Le cipre,
un bois incorruptible
Le
bassin de l’Atchafalaya est la plus grande zone humide des États-Unis, couvrant
quelques 1.4 millions d’acres, ou 5 700 km2. Il fait 20 miles de
large et 150 miles de long. Il est connu pour le commerce d’alligators et
d’écrevisses, ses voies navigables et sa beauté naturelle. Le composant
principal de ce paysage magique, le taxodium
distichum, ce que l’explorateur français du 18e siècle Le Page
du Pratz appelait, et ce qu’on appelle encore en français louisianais, le cipre,
impressionne non seulement par son apparence, mais aussi par la qualité de son
bois. Quinze ans après son retour en France, il a publié son Histoire de la Louisiane, où on peut
lire le suivant :
« Le
Cipre est après le Cédre le bois le plus précieux ; quelques-uns le disent incorruptible.
… Son bois est d’une belle couleur tirant sur le rouge, il est tendre, leger,
doux, uni. … Il ne se fend pas de lui-même mais seulement & sans peine sous
l’outil de l’ouvrier. … C’est un bois qui se prête à tout ce que l’on demande
de lui. »
Le
Page du Pratz notait son utilisation dans la fabrication des pirogues, un des
moyens de transport le plus important dans cet environnement. Il nous donne un
des rares témoignages écrits qui racontent comment le bois était soigneusement
brûlé et puis creusé pour former ces bateaux.

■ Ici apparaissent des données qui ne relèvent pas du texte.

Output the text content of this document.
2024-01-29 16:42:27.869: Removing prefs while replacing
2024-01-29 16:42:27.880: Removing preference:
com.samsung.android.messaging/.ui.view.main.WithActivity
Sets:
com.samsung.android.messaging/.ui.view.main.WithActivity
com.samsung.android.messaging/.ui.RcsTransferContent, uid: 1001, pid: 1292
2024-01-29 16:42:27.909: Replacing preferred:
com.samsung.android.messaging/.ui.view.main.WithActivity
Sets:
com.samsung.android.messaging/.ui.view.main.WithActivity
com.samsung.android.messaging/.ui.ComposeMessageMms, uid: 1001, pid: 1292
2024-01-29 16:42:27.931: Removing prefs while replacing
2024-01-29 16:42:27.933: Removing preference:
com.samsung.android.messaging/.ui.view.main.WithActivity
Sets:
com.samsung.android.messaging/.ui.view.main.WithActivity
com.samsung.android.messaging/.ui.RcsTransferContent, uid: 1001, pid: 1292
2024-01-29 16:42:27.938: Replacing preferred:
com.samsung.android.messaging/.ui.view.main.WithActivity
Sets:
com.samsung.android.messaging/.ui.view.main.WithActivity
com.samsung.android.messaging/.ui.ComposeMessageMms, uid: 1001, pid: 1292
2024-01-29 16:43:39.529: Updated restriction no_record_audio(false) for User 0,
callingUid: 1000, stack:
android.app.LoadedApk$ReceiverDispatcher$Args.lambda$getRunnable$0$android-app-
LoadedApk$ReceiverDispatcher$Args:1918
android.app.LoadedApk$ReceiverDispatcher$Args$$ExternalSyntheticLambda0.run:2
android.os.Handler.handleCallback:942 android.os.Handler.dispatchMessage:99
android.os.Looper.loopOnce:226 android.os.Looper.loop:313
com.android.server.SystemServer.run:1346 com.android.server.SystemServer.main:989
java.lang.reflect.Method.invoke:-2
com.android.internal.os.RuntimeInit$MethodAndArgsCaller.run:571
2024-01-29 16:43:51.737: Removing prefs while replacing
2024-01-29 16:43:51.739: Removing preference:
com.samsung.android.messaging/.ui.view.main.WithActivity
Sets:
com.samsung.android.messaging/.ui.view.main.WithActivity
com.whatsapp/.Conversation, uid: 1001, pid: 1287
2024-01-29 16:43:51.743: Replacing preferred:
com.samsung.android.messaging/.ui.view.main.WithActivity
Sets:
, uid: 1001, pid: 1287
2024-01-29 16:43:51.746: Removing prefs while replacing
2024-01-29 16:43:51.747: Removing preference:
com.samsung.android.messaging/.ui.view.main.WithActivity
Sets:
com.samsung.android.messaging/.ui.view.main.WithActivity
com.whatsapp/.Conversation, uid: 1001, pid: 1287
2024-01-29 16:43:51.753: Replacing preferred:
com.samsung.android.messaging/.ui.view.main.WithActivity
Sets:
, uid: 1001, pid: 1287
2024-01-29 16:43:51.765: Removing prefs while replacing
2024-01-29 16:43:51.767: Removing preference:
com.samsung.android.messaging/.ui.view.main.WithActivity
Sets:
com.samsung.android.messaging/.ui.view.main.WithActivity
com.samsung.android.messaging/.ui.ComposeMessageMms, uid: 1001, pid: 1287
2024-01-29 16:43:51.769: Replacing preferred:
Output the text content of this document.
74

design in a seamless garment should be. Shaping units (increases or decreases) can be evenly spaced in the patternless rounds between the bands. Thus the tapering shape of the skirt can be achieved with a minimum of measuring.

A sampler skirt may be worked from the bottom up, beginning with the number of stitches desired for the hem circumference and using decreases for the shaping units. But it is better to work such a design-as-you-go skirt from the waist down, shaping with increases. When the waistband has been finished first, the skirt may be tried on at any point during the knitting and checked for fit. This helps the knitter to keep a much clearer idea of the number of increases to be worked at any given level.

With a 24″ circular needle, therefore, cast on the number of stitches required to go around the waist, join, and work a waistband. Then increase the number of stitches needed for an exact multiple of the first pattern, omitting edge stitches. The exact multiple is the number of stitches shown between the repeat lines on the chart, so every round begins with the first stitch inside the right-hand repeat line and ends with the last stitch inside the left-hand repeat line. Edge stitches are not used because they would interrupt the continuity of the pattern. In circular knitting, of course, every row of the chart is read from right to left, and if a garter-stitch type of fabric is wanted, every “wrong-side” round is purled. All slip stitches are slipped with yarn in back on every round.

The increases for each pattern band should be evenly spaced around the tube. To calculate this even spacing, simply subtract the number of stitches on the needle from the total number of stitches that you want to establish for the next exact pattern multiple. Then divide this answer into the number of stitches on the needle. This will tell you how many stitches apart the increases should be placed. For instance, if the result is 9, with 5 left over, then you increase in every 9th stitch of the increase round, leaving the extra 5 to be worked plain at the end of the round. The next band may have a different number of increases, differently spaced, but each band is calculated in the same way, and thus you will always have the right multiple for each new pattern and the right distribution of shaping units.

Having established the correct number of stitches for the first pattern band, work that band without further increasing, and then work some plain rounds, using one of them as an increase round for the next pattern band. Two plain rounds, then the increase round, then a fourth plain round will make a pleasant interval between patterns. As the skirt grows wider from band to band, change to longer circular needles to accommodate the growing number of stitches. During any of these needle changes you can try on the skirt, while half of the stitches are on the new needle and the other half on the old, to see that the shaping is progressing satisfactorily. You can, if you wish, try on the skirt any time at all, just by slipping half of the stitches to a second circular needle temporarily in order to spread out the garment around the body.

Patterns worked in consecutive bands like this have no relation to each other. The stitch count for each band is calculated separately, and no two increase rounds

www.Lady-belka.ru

Sans eux, il est difficile de
voir comment on aurait pu se déplacer efficacement dans les marécages. Depuis,
nos ancêtres ont appris ou découvert d’autres usages pour ce bois sans
pareille.
Les
colons incorporaient le cipre partout dans la construction. Les bardeaux en
cipre formaient un sceau étanche contre les pluies fréquentes. On a compris qu’un
bon moyen d’éviter les inondations, de laisser passer les courants d’air dessous
et de les isoler des insectes comme les termites était de poser les bâtisses sur
des blocs de cipre. Après cinquante ans, le cipre produit une sève qui le rend
imperméable à l’eau et aux insectes. C’est pour cela, comme leurs cousins les
séquoias sur la côte ouest, que les cipres peuvent vivre des centaines
d’années, voire un millier ou plus, et atteindre des hauteurs qui donnent le
tournis.
Puisque
le cipre pousse dans l’eau, il a développé un système de racine unique. On peut
croire que les « boscoyos » qui dépassent de l’eau autour de l’arbre
sont de jeunes pousses. Ils font partie au fait des racines et sortent de l’eau
pour respirer l’oxygène. Il vaut mieux ne pas les couper. Son habitat trempé
est idéal pour une autre plante emblématique de l’Atchafalaya : la mousse
espagnole. Beaucoup de familles vivaient de la récolte de la mousse et du
cipre. Henry Ford était un gros acheteur de mousse pour rembourrer les sièges
de ses voitures. Il exigeait qu’elle soit expédiée dans des cageots de cipre.
Toujours l’homme d’affaires averti, il se procurait ainsi du beau bois pour les
marchepieds et les tableaux de bords gratuitement.
Les
bûcherons se comptaient par milliers, tellement il y avait d’arbres à
transformer en planches. Ils tombaient des arbres tellement gros qu’une dizaine
d’hommes ou plus ne pouvaient pas faire le tour de la base. Ils travaillaient
tellement vite que des centaines d’arbres ont coulé au fond de l’eau, sans
moyens de les repêcher jusqu’à présent. Les charpentiers prisent les troncs
récupérés pour leur caractère exceptionnel. De longs séjours au fond de l’Atchafalaya
n’ont pas nui à cette réputation d’imputrescibilité. Au contraire, ces arbres
vivent une deuxième vie dans les maisons les plus élégantes. Les vieilles
granges dilapidées sont aussi une bonne source de bois de cipre. Pour atteindre
la qualité nécessaire pour que ce bois donne toute sa splendeur, il faut lui donner
le temps. Il va sans dire que si on veut avoir un arbre millénaire, il faut
attendre mille ans. Il paraît qu’il en reste quelques-uns de ses vieux géants
au fond de l’Atchafalaya, mais il vaut mieux les laisser là où ils sont et recycler
ceux qui ont déjà servi.
Désigné
comme arbre officiel de l’état, le cipre représente des qualités à émuler. Si seulement
on pouvait exiger à ce que tous nos politiciens soient comme lui, incorruptibles.